Governments led by the United States had created the World Bank alongside the International Monetary Fund (IMF) in the waning days of World War II to ensure that the world economy would not break down and cause World War III. The Bank’s role was to promote economic expansion by making low-interest loans to governments. The idea was simple. The Bank would finance development projects in cash-strapped countries. This would propel growth, stimulate private investment, and improve living standards.
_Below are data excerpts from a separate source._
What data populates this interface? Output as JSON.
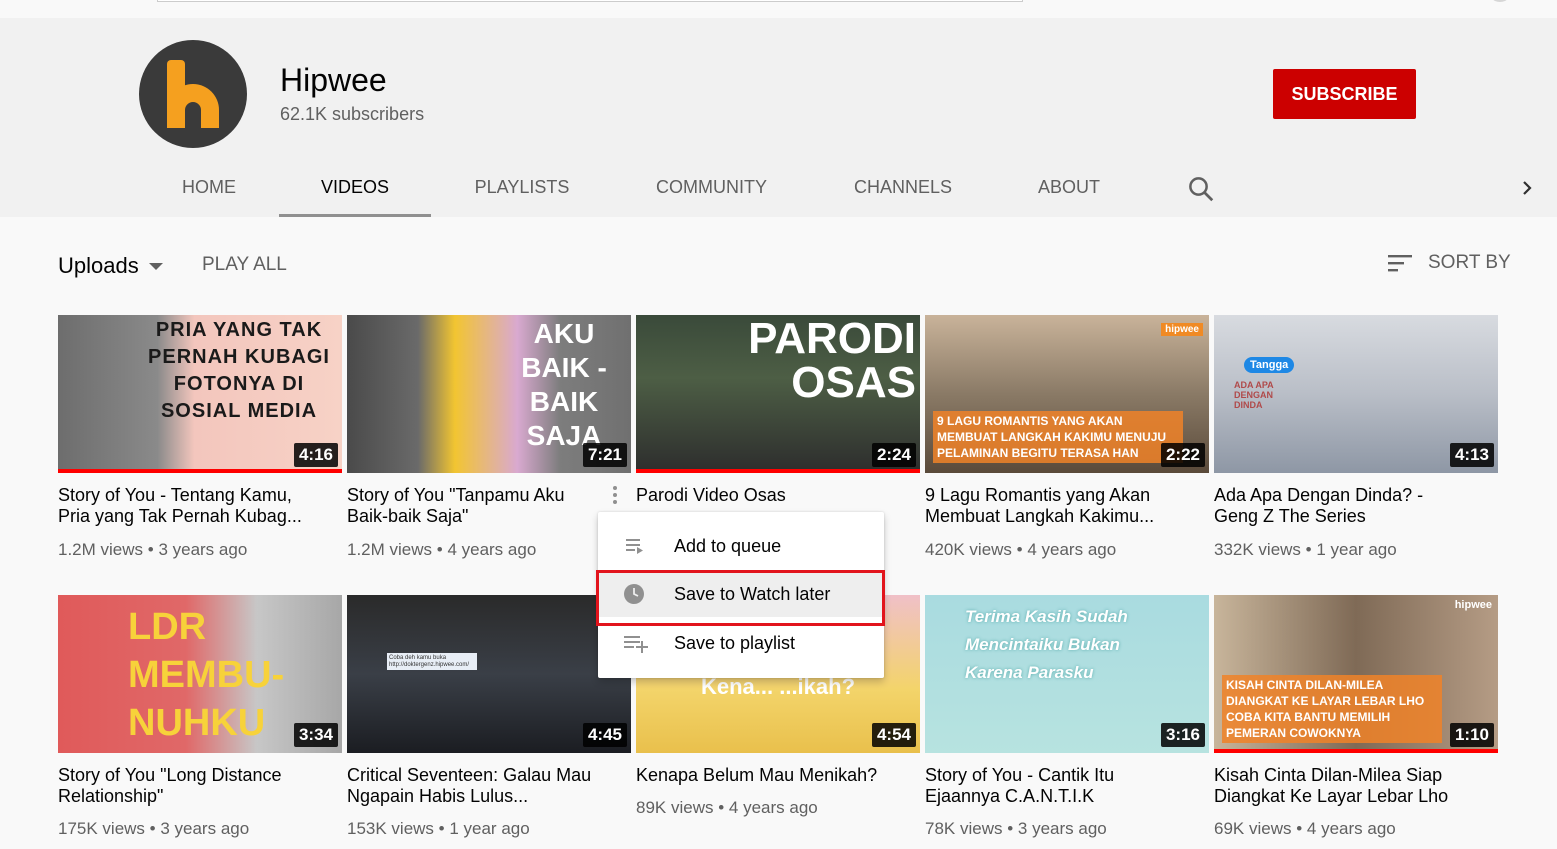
{
  "channel": {
    "name": "Hipwee",
    "subscribers": "62.1K subscribers",
    "subscribe_label": "SUBSCRIBE",
    "avatar_icon": "hipwee-logo-icon"
  },
  "tabs": [
    {
      "label": "HOME"
    },
    {
      "label": "VIDEOS",
      "active": true
    },
    {
      "label": "PLAYLISTS"
    },
    {
      "label": "COMMUNITY"
    },
    {
      "label": "CHANNELS"
    },
    {
      "label": "ABOUT"
    }
  ],
  "toolbar": {
    "uploads_label": "Uploads",
    "play_all_label": "PLAY ALL",
    "sort_by_label": "SORT BY"
  },
  "videos": [
    {
      "title": "Story of You - Tentang Kamu, Pria yang Tak Pernah Kubag...",
      "views": "1.2M views",
      "age": "3 years ago",
      "duration": "4:16",
      "thumb_text": "PRIA YANG TAK PERNAH KUBAGI FOTONYA DI SOSIAL MEDIA",
      "watched_fraction": 1.0
    },
    {
      "title": "Story of You \"Tanpamu Aku Baik-baik Saja\"",
      "views": "1.2M views",
      "age": "4 years ago",
      "duration": "7:21",
      "thumb_text": "AKU BAIK -BAIK SAJA"
    },
    {
      "title": "Parodi Video Osas",
      "views": "",
      "age": "",
      "duration": "2:24",
      "thumb_text": "PARODI OSAS",
      "watched_fraction": 1.0
    },
    {
      "title": "9 Lagu Romantis yang Akan Membuat Langkah Kakimu...",
      "views": "420K views",
      "age": "4 years ago",
      "duration": "2:22",
      "thumb_text": "9 LAGU ROMANTIS YANG AKAN MEMBUAT LANGKAH KAKIMU MENUJU PELAMINAN BEGITU TERASA HAN",
      "brand": "hipwee"
    },
    {
      "title": "Ada Apa Dengan Dinda? - Geng Z The Series",
      "views": "332K views",
      "age": "1 year ago",
      "duration": "4:13",
      "thumb_text": "Tangga",
      "sub_thumb_text": "ADA APA DENGAN DINDA"
    },
    {
      "title": "Story of You \"Long Distance Relationship\"",
      "views": "175K views",
      "age": "3 years ago",
      "duration": "3:34",
      "thumb_text": "LDR MEMBU- NUHKU"
    },
    {
      "title": "Critical Seventeen: Galau Mau Ngapain Habis Lulus...",
      "views": "153K views",
      "age": "1 year ago",
      "duration": "4:45",
      "thumb_text": "Coba deh kamu buka http://doktergenz.hipwee.com/"
    },
    {
      "title": "Kenapa Belum Mau Menikah?",
      "views": "89K views",
      "age": "4 years ago",
      "duration": "4:54",
      "thumb_text": "Kena... ...ikah?"
    },
    {
      "title": "Story of You - Cantik Itu Ejaannya C.A.N.T.I.K",
      "views": "78K views",
      "age": "3 years ago",
      "duration": "3:16",
      "thumb_text": "Terima Kasih Sudah Mencintaiku Bukan Karena Parasku"
    },
    {
      "title": "Kisah Cinta Dilan-Milea Siap Diangkat Ke Layar Lebar Lho",
      "views": "69K views",
      "age": "4 years ago",
      "duration": "1:10",
      "thumb_text": "KISAH CINTA DILAN-MILEA DIANGKAT KE LAYAR LEBAR LHO COBA KITA BANTU MEMILIH PEMERAN COWOKNYA",
      "brand": "hipwee",
      "watched_fraction": 1.0
    }
  ],
  "context_menu": {
    "items": [
      {
        "label": "Add to queue",
        "icon": "queue-icon"
      },
      {
        "label": "Save to Watch later",
        "icon": "clock-icon",
        "highlighted": true
      },
      {
        "label": "Save to playlist",
        "icon": "playlist-add-icon"
      }
    ]
  },
  "colors": {
    "subscribe": "#cc0000",
    "progress": "#ff0000",
    "highlight_box": "#e2141c",
    "avatar_bg": "#3a3a3a",
    "avatar_letter": "#f5a01f"
  }
}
Despite these ambitious goals, the Bank was a conservative financial institution at heart. It raised most of its money by selling its bonds to private investors, rather than from government contributions. Consequently, the Bank avoided doing things that might jeopardize its creditworthiness. For many years, it did not lend to the world’s poorest countries because it believed that they would be unable to repay. Instead, the Bank lent mainly to governments in better-off nations in Asia, Latin America, and Europe. The Bank also did not fund projects in education, health, or other social sectors. Rather, it directed the bulk of its resources to energy and transportation projects, which Bank officials considered more productive or “bankable.” The Bank’s traditionalism was reflected in the composition of its staff, which in its early years was drawn almost entirely from the United States and Great Britain.

This approach did not suit McNamara. He had managed sprawling organizations at Ford and the Pentagon, and he found the Bank’s smallness unacceptable. Moreover, he viewed international development as a critically important issue. Like many at the time, he saw global poverty as both a humanitarian problem and a source of political conflict. McNamara wanted the Bank to expand its activities to address this set of challenges. “I have always regarded the World Bank as something more than a Bank, as a development agency,” he stated in his first speech as president. “I [am] determined on one thing: that the Bank can and will act.”6

McNamara pushed the World Bank in a number of new directions upon his arrival. He centralized decision-making authority in the Bank presidency and used this power to expand the organization’s borrowing and lending portfolios, staff size, and research program. At the same time, he broadened the organization’s focus from promoting the economic growth of developing countries to alleviating poverty within their borders. The vigor with which he sought to remake the Bank underscored his belief in the importance of development and made clear that he viewed the Bank presidency as a way to redeem himself after Vietnam.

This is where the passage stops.